Pada masa pemerintahan Presiden Joko Widodo sebanyak 11,7 juta hektare wilayah adat justru hilang. Meski beberapa daerah sudah memiliki payung pengakuan dan perlindungan masyarakat adat. 

Selain itu catatan AMAN menunjukkan setidaknya telah terjadi 121 kasus kriminalisasi. 

"Yang lebih buruk lagi. Tahun 2025, sampai Maret ini, sudah ada 113 kasus kriminalisasi. Jadi situasi makin memburuk," kata Rukka.

Ketua Pengurus Harian Wilayah AMAN Bengkulu Fahmi Arisandi menambahkan, situasi ini telah dirasakan oleh komunitas adat di Bengkulu. Tiga kabupaten di Bengkulu, yakni Lebong, Rejang Lebong, dan Seluma, telah memiliki perda pengakuan dan perlindungan masyarakat adat. Namun praktik kriminalisasi masih terus terjadi. 

"Di Seluma contohnya. Peta wilayah adat ada, dan sudah diakui Perda. Tapi komunitas adat malah dituduh mencuri di atas tanahnya sendiri," kata Fahmi.

Beberapa perempuan masyarakat adat menyuarakan desakan kepada pemerintah agar segera mengesahkan RUU

Mereka menekankan, pengesahan RUU Masyarakat Adat merupakan solusi konkrit untuk melindungi masyarakat adat. Tanpa perlindungan setingkat UU maka perlindungan masyarakat adat hanya isapan jempol belaka. 

Akademisi Fakultas Hukum Universitas Gajah Mada, Yance Arizona, menyebutkan RUU ini sudah belasan tahun bergulir di DPR dan hanya menguap sebatas janji politik saja. Masyarakat adat selalu menjadi korban atas perampasan tanah dan kriminalisasi.  

"Biar tidak mengulangi kesalahan yang sama," kata Yance di Desa Kedang Ipil, Kalimantan Timur, Senin, 14 April 2025.

Menurut Yance, lamanya penantian pengesahan RUU Masyarakat Adat, mesti menjadi pelajaran penting bagi pegiat gerakan masyarakat adat di Indonesia. Terutama terkait beberapa hal substantif yang mungkin perlu mendapat perhatian.

Menurutnya saat ini belum ada model pengaturan yang komprehensif dalam pengakuan hukum terhadap keberadaan masyarakat adat.
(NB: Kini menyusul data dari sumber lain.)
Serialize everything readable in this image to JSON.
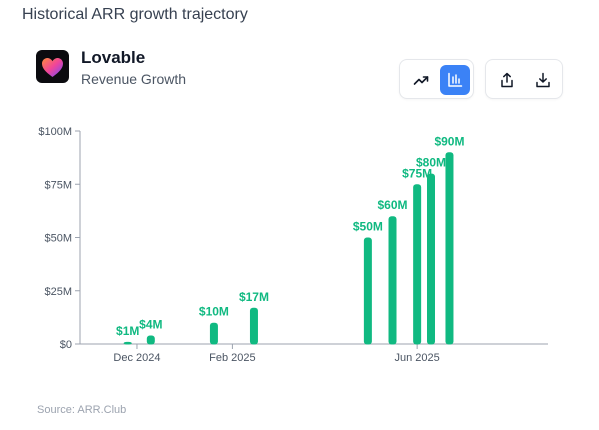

Masing-masing kebijakan, justru berjalan tanpa ketersambungan satu sama lain dan bahkan terkesan berjalan sendiri-sendiri.

Ia mengingatkan AMAN dan para pegiat masyarakat adat untuk lebih meluaskan pembahasan soal RUU masyarakat adat secara lebih luas. 

"Jadi kita mesti buat RUU Masyarakat Adat, yang tidak cuma bicara soal masyarakat adat saja. Karena ini bisa membunuh masyarakat adat," kata Yance.